This lychee stir fry recipe combines pieces of stir fried chicken with delicious lychees in a light sweet and sour sauce. Try this delicious lychee stir fry recipe and let me know what you think in the Chinese food forum. Enjoy!
To watch a detailed video of these instructions click here
3 boneless skinless chicken breasts
1 can lychees
1 tbsp peanut oil
Marinade Ingredients:
1 tbsp soy sauce
1 tbsp cornstarch
Sauce Ingredients:
3 tbsp white vinegar
3 tbsp sugar
3 tbsp chicken broth
A pinch of ginger
1 tbsp soy sauce
1 tbsp cornstarch
- Remove all of the fat from the chicken and cut each breast into 1 inch to 1½ inch pieces. Place these chicken pieces in a bowl and add all of the ingredients for the marinade. Use your hand to mix these ingredients in thoroughly. Then cover it with plastic wrap and let the chicken marinate at room temperature for 20 minutes.
- While the chicken marinates prepare the other ingredients. Thoroughly drain the can of lychees and then set them aside.

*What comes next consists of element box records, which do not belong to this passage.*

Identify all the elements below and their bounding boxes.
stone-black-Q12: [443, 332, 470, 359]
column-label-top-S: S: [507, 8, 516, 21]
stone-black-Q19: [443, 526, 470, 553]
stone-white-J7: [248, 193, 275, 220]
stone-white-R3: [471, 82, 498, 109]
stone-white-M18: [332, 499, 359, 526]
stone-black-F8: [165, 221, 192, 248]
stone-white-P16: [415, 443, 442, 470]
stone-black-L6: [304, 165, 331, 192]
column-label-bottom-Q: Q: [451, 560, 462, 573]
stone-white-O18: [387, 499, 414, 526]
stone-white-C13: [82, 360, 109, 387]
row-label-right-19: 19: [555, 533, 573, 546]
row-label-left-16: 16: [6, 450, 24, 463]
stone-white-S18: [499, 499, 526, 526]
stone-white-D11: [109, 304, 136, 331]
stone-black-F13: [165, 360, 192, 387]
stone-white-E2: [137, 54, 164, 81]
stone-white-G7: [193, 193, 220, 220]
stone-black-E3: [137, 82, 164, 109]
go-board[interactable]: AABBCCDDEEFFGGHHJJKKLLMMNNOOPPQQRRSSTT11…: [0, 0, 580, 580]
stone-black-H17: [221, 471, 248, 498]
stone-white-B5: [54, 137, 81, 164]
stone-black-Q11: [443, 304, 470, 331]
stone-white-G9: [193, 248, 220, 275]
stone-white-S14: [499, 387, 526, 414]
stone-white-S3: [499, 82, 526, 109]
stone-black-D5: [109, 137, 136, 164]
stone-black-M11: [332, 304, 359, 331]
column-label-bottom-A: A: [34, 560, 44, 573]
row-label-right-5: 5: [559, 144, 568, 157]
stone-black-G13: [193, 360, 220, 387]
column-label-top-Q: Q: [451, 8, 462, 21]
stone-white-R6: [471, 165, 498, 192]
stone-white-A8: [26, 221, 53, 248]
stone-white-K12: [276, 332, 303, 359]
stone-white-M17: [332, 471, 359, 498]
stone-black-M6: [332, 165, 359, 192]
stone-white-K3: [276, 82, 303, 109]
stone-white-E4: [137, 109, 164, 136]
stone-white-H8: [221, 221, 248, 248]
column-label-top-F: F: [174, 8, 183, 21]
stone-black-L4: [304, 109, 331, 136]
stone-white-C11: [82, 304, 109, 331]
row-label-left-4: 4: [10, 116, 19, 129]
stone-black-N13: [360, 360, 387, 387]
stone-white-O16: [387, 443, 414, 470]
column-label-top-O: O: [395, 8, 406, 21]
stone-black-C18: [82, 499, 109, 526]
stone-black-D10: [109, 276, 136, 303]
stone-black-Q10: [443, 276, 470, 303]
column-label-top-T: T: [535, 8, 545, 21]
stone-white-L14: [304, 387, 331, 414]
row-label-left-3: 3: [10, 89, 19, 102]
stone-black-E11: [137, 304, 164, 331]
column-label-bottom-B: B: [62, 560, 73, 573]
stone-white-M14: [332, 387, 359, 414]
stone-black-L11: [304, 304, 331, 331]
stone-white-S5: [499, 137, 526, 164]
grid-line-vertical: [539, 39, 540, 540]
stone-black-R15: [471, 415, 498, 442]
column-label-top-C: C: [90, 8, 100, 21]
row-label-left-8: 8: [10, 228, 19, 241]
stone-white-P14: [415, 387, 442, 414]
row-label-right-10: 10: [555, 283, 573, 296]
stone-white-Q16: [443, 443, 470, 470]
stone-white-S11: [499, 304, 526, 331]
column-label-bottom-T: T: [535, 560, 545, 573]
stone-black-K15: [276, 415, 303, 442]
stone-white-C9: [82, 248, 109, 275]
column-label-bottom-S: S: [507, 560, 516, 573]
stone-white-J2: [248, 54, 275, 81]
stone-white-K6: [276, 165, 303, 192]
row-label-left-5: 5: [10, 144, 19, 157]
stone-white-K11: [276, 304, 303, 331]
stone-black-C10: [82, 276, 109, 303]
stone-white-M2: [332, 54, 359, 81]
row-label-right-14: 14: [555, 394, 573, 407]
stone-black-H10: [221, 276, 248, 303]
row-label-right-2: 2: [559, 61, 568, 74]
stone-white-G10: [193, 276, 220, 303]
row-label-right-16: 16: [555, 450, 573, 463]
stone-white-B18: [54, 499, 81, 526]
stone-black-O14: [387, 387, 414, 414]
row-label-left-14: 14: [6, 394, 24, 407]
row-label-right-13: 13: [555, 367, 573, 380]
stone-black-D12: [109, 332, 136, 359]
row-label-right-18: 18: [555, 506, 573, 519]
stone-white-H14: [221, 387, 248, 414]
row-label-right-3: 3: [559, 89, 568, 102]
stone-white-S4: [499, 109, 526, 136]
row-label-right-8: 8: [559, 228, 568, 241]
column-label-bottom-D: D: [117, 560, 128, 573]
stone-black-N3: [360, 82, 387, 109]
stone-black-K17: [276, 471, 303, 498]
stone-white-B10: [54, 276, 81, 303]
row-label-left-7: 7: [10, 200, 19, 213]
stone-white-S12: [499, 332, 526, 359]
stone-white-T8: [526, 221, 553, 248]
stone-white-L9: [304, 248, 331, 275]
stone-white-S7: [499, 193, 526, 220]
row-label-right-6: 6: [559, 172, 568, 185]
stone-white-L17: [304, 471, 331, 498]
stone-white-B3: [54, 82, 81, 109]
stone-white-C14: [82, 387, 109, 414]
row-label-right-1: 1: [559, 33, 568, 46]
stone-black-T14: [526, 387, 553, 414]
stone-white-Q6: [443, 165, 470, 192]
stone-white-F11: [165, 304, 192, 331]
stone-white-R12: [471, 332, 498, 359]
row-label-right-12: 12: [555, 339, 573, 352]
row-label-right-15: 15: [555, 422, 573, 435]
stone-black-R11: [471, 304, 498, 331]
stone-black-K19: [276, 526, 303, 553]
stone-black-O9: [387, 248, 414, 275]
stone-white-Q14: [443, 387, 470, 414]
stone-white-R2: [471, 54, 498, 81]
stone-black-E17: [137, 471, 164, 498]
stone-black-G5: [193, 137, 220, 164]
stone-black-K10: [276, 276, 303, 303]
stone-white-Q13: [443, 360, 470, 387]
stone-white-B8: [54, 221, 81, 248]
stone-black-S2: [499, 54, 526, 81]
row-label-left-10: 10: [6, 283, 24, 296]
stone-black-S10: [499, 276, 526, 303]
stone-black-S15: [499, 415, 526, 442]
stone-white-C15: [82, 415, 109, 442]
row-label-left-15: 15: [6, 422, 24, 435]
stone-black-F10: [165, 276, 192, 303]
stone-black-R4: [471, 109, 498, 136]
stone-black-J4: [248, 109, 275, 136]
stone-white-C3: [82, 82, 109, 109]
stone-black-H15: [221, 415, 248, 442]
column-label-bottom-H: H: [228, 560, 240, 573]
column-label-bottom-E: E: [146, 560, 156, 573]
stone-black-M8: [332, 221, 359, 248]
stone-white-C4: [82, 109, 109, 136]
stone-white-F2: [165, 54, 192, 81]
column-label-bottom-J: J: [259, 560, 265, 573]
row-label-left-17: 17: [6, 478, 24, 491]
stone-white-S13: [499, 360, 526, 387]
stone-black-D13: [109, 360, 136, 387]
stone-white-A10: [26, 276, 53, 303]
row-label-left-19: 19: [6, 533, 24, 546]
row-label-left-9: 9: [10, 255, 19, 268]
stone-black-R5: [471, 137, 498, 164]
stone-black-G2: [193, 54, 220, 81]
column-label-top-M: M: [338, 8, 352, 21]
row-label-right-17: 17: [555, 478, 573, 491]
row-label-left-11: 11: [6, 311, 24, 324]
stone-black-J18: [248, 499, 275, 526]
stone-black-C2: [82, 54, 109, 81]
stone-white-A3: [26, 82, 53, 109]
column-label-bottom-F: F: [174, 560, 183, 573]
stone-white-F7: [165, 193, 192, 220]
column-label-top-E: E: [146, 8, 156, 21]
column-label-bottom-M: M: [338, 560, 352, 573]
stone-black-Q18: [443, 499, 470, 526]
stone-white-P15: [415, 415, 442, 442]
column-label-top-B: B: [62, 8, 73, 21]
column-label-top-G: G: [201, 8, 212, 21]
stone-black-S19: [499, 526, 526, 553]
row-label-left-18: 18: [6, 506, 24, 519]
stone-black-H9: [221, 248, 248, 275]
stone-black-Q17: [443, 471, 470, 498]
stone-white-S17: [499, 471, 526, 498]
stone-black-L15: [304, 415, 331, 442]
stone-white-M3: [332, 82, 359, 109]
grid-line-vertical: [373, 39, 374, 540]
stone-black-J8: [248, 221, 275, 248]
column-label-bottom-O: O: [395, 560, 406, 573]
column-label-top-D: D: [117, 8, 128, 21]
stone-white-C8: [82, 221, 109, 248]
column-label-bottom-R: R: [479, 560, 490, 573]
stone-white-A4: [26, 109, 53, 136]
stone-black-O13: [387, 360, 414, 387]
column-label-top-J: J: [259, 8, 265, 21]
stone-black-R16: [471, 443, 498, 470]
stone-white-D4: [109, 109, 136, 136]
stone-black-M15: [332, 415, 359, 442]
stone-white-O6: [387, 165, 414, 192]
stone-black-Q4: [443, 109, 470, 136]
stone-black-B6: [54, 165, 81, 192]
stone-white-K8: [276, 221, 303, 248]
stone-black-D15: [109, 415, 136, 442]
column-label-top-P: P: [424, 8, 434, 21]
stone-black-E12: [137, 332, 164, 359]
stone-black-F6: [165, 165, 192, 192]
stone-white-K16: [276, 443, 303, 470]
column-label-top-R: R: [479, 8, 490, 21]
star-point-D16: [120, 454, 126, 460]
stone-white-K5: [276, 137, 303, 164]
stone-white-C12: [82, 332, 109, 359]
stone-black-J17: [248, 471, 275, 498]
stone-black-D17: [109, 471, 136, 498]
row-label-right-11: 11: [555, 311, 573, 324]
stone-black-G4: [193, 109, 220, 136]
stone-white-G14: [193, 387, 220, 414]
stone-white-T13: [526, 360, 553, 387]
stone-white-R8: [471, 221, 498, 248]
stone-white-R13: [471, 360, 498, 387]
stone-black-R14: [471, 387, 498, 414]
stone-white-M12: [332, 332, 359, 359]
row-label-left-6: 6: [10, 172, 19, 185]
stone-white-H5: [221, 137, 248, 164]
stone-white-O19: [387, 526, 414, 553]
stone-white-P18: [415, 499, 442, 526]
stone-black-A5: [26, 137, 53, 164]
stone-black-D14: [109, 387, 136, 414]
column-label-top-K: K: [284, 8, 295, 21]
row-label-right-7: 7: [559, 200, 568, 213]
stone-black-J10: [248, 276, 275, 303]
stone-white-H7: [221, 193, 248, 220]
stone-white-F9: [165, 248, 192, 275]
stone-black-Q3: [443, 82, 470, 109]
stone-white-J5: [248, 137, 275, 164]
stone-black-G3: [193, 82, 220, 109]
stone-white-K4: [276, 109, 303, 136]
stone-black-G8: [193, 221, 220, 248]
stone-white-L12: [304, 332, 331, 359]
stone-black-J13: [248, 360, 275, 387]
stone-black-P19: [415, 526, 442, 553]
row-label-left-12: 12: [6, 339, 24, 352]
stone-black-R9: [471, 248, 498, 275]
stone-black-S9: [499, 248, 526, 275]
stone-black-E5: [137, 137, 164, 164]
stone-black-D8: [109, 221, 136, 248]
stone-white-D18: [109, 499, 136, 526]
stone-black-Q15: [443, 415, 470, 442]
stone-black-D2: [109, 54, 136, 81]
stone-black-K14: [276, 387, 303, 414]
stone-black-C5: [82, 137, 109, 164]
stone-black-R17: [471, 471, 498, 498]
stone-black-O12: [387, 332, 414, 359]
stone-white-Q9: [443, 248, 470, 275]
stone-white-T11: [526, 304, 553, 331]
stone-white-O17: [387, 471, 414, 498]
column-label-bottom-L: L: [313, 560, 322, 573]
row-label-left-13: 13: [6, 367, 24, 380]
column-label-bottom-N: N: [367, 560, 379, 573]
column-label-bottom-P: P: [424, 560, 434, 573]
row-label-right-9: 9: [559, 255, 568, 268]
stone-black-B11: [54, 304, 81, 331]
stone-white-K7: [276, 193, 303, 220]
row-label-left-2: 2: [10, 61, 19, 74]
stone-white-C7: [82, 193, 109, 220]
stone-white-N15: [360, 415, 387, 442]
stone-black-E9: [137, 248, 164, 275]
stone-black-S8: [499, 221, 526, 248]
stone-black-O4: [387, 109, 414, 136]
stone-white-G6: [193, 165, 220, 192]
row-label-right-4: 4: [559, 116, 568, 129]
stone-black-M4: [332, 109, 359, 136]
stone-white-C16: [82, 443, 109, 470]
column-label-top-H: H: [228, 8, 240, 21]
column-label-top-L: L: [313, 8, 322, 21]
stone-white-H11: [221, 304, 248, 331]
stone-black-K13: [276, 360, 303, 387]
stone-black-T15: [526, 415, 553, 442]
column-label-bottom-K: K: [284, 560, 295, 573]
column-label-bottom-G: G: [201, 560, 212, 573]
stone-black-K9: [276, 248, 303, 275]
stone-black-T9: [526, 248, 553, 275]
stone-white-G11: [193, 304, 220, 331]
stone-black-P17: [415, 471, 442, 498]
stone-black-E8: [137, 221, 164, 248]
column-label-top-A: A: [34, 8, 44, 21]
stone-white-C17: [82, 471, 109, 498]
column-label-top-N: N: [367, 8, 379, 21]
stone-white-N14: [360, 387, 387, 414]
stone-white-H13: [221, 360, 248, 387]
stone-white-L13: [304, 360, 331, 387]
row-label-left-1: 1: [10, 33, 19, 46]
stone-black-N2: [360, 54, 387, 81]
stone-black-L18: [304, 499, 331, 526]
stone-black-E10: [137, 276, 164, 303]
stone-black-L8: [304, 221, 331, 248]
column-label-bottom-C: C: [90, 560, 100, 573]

- Then in a large cup mix together all of the ingredients for the sauce except for the cornstarch.
- In a smaller cup mix the cornstarch with just a little bit of water until it dissolves. This will be the thickener for the sauce.
- Now it’s time to start cooking. Heat a wok on high and let it get hot. Once hot add the peanut oil and let that get hot.
- When the oil is hot, add the chicken and stir fry it for 3 to 5 minutes or just until it lightly browns.
- Once it browns, add in the lychees and the sauce mixture and let the sauce come to a boil.
- Just as the sauce starts to come to a boil, add the cornstarch mixture and stir until the sauce thickens.
- Then remove it from the heat and serve. This pairs perfectly with a side of white steamed rice. You can also serve it along side my Asian broccoli and tomato salad. Makes 3 servings.